Durante o seu longo reinado, o rei George III foi considerado um monarca altamente culto. Ele fundou e apoiou a Royal Academy of the Arts, tornou-se o primeiro monarca britânico a estudar ciência e estabeleceu uma enorme biblioteca real. Infelizmente para ele, no entanto, a maioria das pessoas se lembra do Rei Jorge III por duas coisas: 1) perder as colônias americanas, e 2) perder a cabeça.
Num novo estudo, publicado esta semana na revista PLOS ONE, os pesquisadores programaram um computador para “ler” as cartas de George ao longo dos seus 60 anos de reinado (1760-1820). Seus resultados sugerem que o rei sofreu de “mania aguda”, uma condição excitável e hiperativa que poderia se assemelhar à fase maníaca do que agora é conhecido como transtorno bipolar.
Utilizando uma técnica chamada aprendizagem de máquina, os pesquisadores ensinaram o computador a identificar 29 características escritas usadas para diferenciar entre pessoas que têm transtornos mentais e pessoas que não têm. Estas características incluíam a complexidade das frases, a riqueza do vocabulário e a frequência e variedade das palavras.
O computador procurou então essas características nas cartas do rei de diferentes períodos da sua vida. Quando ele comparou escritos de períodos em que ele parecia mentalmente sadio com aqueles de períodos em que ele parecia doente, as diferenças eram notáveis.
“King George escreveu muito diferente quando não estava bem, comparado com quando estava saudável”, disse Peter Garrard, professor de neurologia na St. George’s University of London e co-autor do novo estudo, em uma declaração. “Nos períodos maníacos, pudemos ver que ele usava vocabulário menos rico e menos advérbios”. Ele repetia palavras com menos frequência, e havia um menor grau de redundância, ou palavreado”
Garrard e seus colegas também tinham o computador comparando escritos de tempos em que outras coisas poderiam estar influenciando o estado mental do rei (estações diferentes, por exemplo, ou durante a guerra vs. tempo de paz). Nessas comparações, a análise do computador não encontrou diferença na linguagem usada pelo rei, sugerindo que as diferenças que ele identificou foram devidas a doença mental.

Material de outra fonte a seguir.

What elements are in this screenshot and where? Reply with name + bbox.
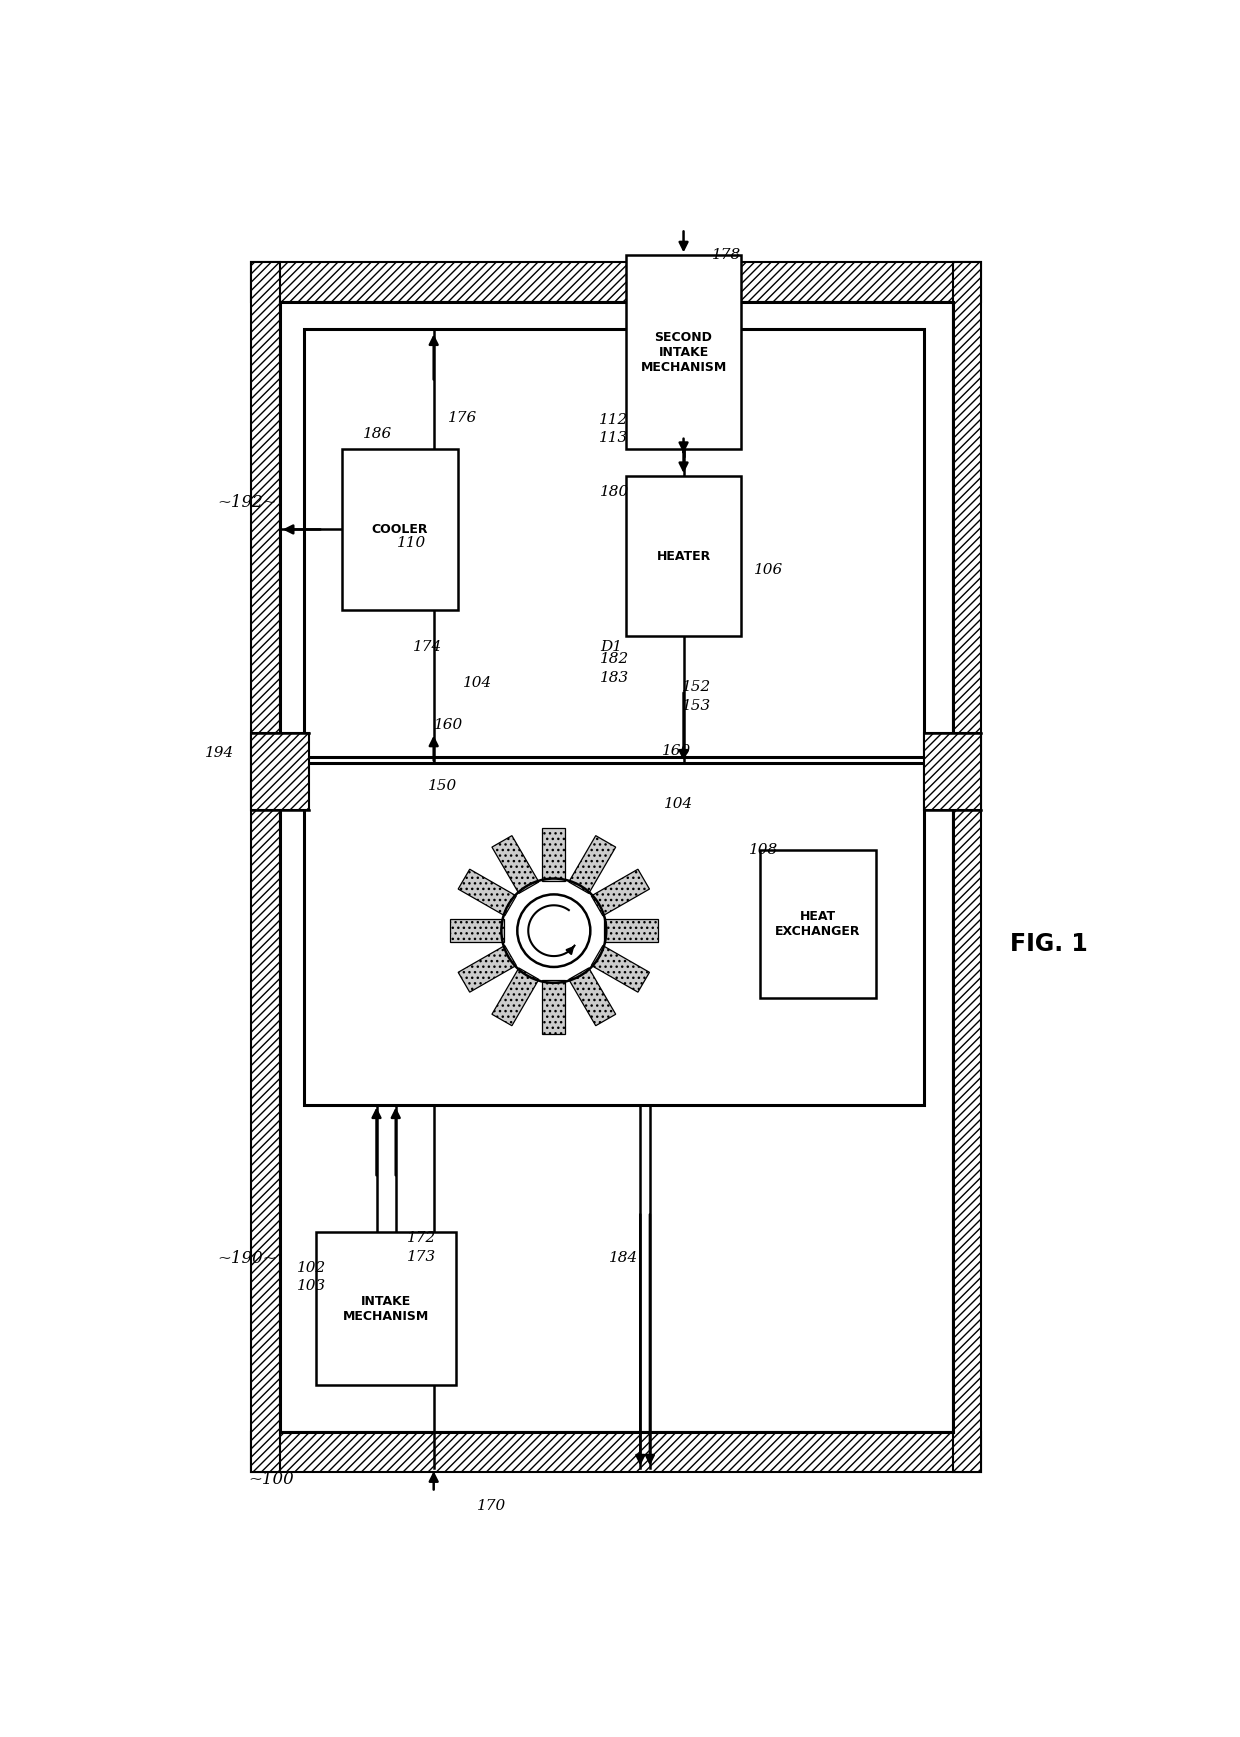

Históricos e cientistas há muito lutam para identificar a causa da famosa “loucura” do rei Jorge. Em 1969, um estudo publicado na Scientific American sugeriu que ele tinha porfíria, uma doença sanguínea hereditária que pode causar ansiedade, inquietação, insônia, confusão, paranóia e alucinações. Pesquisadores observaram em 2005 que os médicos do rei poderiam ter piorado esta condição tratando-o com doses de arsênico (ou seja, envenenando-o).
Largamente aceito por muitos anos, o diagnóstico de porfiria entrou numa longa peça de teatro de Alan Bennett, “The Madness of King George”. Em 1994, a peça foi adaptada para um filme nomeado para um Óscar, estrelado por Nigel Hawthorne no papel de título e Helen Mirren como a esposa sofredora do rei, a rainha Charlotte.
Mas um estudo mais recente, publicado na revista History of Psychiatry em 2010, argumentou contra a porfíria como a causa dos sintomas do rei Jorge. Seus autores alegaram que a pesquisa anterior ignorou ou subrepresentou evidências de relatos médicos sobre o estado do rei. Eles também apontaram que há poucas evidências para indicar que a urina de George estava significativamente descolorida (um sinal chave da porfiria).
Em seu novo estudo linguístico, Garrard e seus co-autores descrevem o diagnóstico da porfiria como “completamente desacreditado”. Em vez disso, eles escrevem: “Na classificação moderna da doença mental, a mania aguda parece agora ser o diagnóstico que melhor se ajusta aos dados comportamentais disponíveis”.
Os pesquisadores já usaram técnicas semelhantes antes, quando analisaram como os escritos da autora Iris Murdoch mudaram com o início de sua demência. No futuro, eles esperam ver como os pacientes modernos escrevem durante a fase maníaca da doença bipolar, na esperança de criar uma ligação mais sólida com o Rei Jorge e outros possíveis casos históricos da doença.